Past Training: FCSS Phase 3: Strengthening Inclusive Agencies
Course Description
Continuing to support FCSS-funded organizations with their Diversity and Inclusion capacity-building strategies, the Centre for Race and Culture, Multicultural Health Brokers Co-op, and Creating Hope Society have partnered. This collaboration helped the organizations advance the adoption and promotion of diversity and inclusion principles.
The project plan progressed through the following steps and series of activities:
1. Organizational Assessment for Diversity and Inclusion Workshop
This interactive workshop reviewed the general concepts around diversity and inclusion (D&I) and provided examples of inclusive practices. Then we gave an orientation to the assessment tool. This tool presents a framework for understanding and assessing inclusion from a holistic standpoint, with a design to help organizations better meet the needs of diverse communities. The facilitators helped the participants work through questions to understand how the assessment identifies areas as target areas. This workshop is an opportunity for organizations to network and continue building their collective capacity to discuss and learn about D&I.
Note: We ask organizations to identify 2-4 individuals from their organization who can take the lead in conducting a self-assessment during and after the workshop.
2. Priority Identification
After completing their self-assessments, we ask organizations to identify their top two to three opportunities for the next step in developing their organizational D&I capacity. These are directly from the indicators on the self-assessment and the organization’s assessment of their areas of readiness. We then send complete assessments back to the project team to inform the next stage of activities.
3. Community of Practice Working Groups
In this stage, the project team partners organized working groups to bring together groups of agencies to achieve a common goal. These groups brought together organizations with shared priorities for D&I development into communities of practice, who met four times to work together towards completing an outcome over the remaining span of the project. We anticipated the creation of five working groups, organized into communities of practice with shared concerns such as:
- A working group for organizations identifying a priority area within the governance realm, such as policy development or board development.
- A working group for organizations that identify a priority area within the external realm related to connecting with communities and diverse groups, such as partnering with community organizations or understanding the needs of diverse individuals.

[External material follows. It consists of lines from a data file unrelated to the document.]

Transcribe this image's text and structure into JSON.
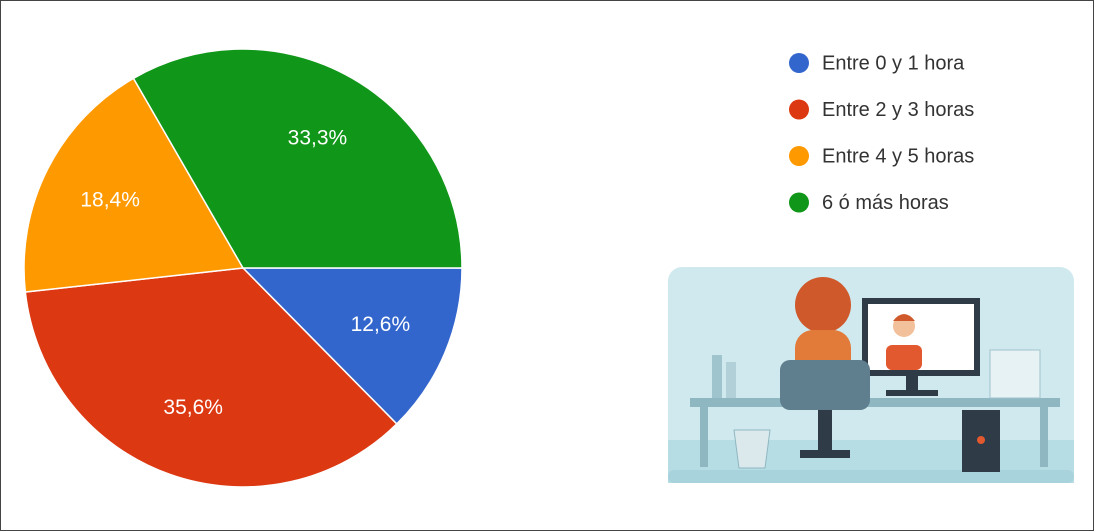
{
  "chart_data": {
    "type": "pie",
    "categories": [
      "Entre 0 y 1 hora",
      "Entre 2 y 3 horas",
      "Entre 4 y 5 horas",
      "6 ó más horas"
    ],
    "values": [
      12.6,
      35.6,
      18.4,
      33.3
    ],
    "value_labels": [
      "12,6%",
      "35,6%",
      "18,4%",
      "33,3%"
    ],
    "colors": [
      "#3366cc",
      "#dc3912",
      "#ff9900",
      "#109618"
    ],
    "legend": "top-right"
  }
}
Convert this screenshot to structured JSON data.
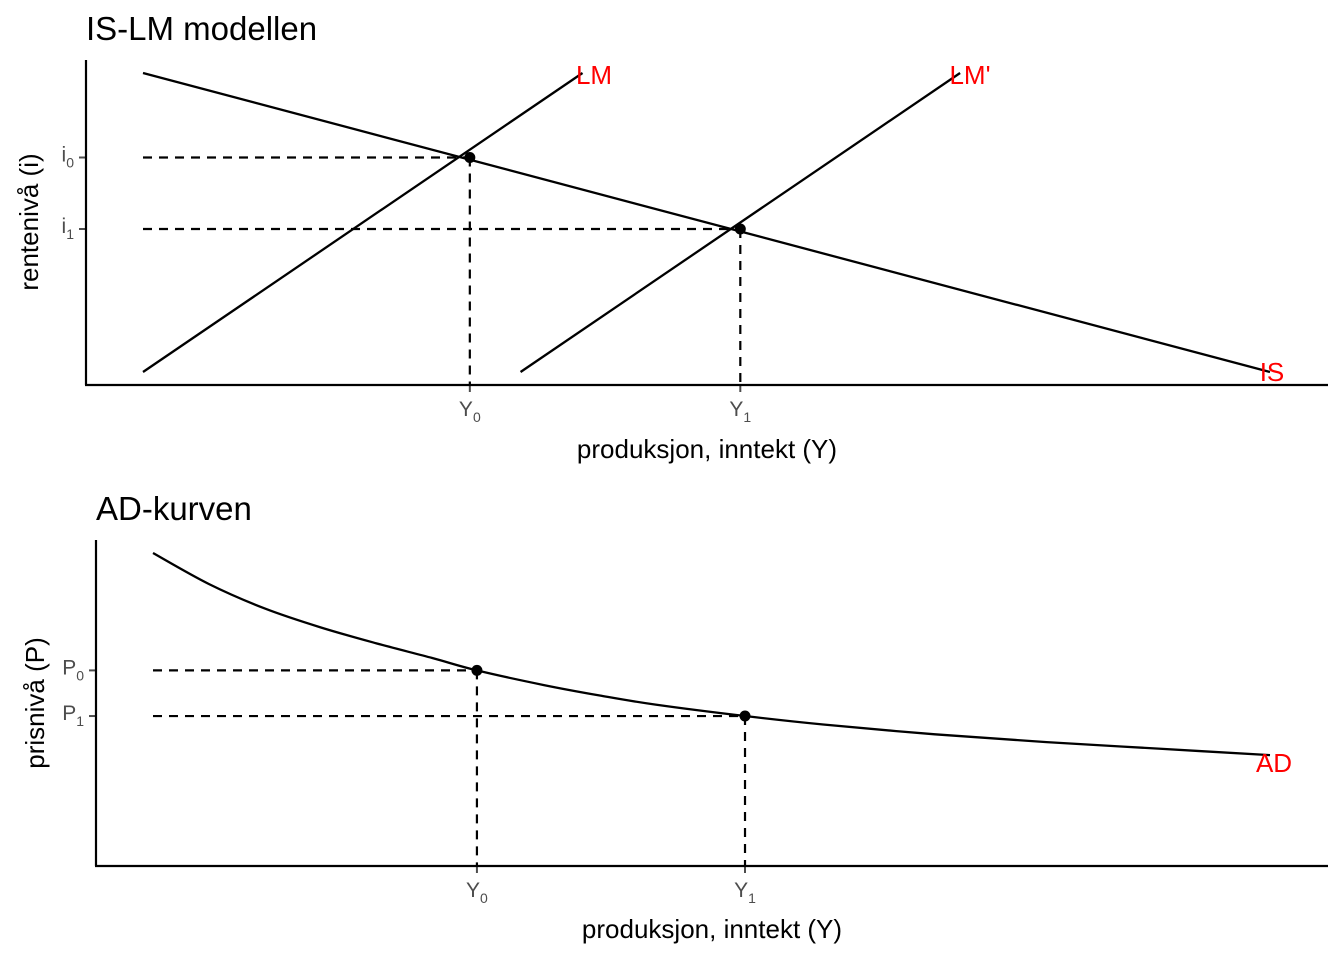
{
  "colors": {
    "line": "#000000",
    "label": "#ff0000",
    "tick": "#4d4d4d"
  },
  "chart_data": [
    {
      "type": "line",
      "title": "IS-LM modellen",
      "xlabel": "produksjon, inntekt (Y)",
      "ylabel": "rentenivå (i)",
      "xlim": [
        0,
        100
      ],
      "ylim": [
        0,
        100
      ],
      "x_ticks": [
        {
          "base": "Y",
          "sub": "0",
          "value": 29
        },
        {
          "base": "Y",
          "sub": "1",
          "value": 53
        }
      ],
      "y_ticks": [
        {
          "base": "i",
          "sub": "0",
          "value": 70
        },
        {
          "base": "i",
          "sub": "1",
          "value": 48
        }
      ],
      "series": [
        {
          "name": "IS",
          "x": [
            0,
            100
          ],
          "y": [
            96,
            4
          ]
        },
        {
          "name": "LM",
          "x": [
            0,
            39
          ],
          "y": [
            4,
            96
          ]
        },
        {
          "name": "LM'",
          "x": [
            33.5,
            72.5
          ],
          "y": [
            4,
            96
          ]
        }
      ],
      "points": [
        {
          "x": 29,
          "y": 70
        },
        {
          "x": 53,
          "y": 48
        }
      ]
    },
    {
      "type": "line",
      "title": "AD-kurven",
      "xlabel": "produksjon, inntekt (Y)",
      "ylabel": "prisnivå (P)",
      "xlim": [
        0,
        100
      ],
      "ylim": [
        0,
        100
      ],
      "x_ticks": [
        {
          "base": "Y",
          "sub": "0",
          "value": 29
        },
        {
          "base": "Y",
          "sub": "1",
          "value": 53
        }
      ],
      "y_ticks": [
        {
          "base": "P",
          "sub": "0",
          "value": 60
        },
        {
          "base": "P",
          "sub": "1",
          "value": 46
        }
      ],
      "series": [
        {
          "name": "AD",
          "x": [
            0,
            5,
            10,
            15,
            20,
            25,
            29,
            35,
            40,
            45,
            53,
            60,
            70,
            80,
            90,
            100
          ],
          "y": [
            96,
            86.5,
            79,
            73.2,
            68.3,
            63.8,
            60,
            55.5,
            52.3,
            49.5,
            46,
            43.4,
            40.4,
            38,
            36,
            34
          ]
        }
      ],
      "points": [
        {
          "x": 29,
          "y": 60
        },
        {
          "x": 53,
          "y": 46
        }
      ]
    }
  ]
}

- A working group for organizations identifying a priority area within the external realm related to service delivery, such as program design or evaluation.
- A working group for organizations who identify a priority area within the operations realm related to staffing, such as hiring, promotion, and retention.
- A working group for organizations identifying a priority area within the operations realm related to communications, such as outreach and reporting.
- We supported each working group to develop an outcome relevant to their identified priority area, and that makes use of techniques that best suit that outcome.
4. Final resource sharing/ongoing Communities of Practice
At the close of the project, organizations joined a final sharing event that provided participants with compiled resources from all working groups across the project’s various working groups. This event allowed participants to access resources that may be of use to them in their next steps and reconnect participants to the wider network of agencies so that ongoing Communities of Practice can be formed and supported.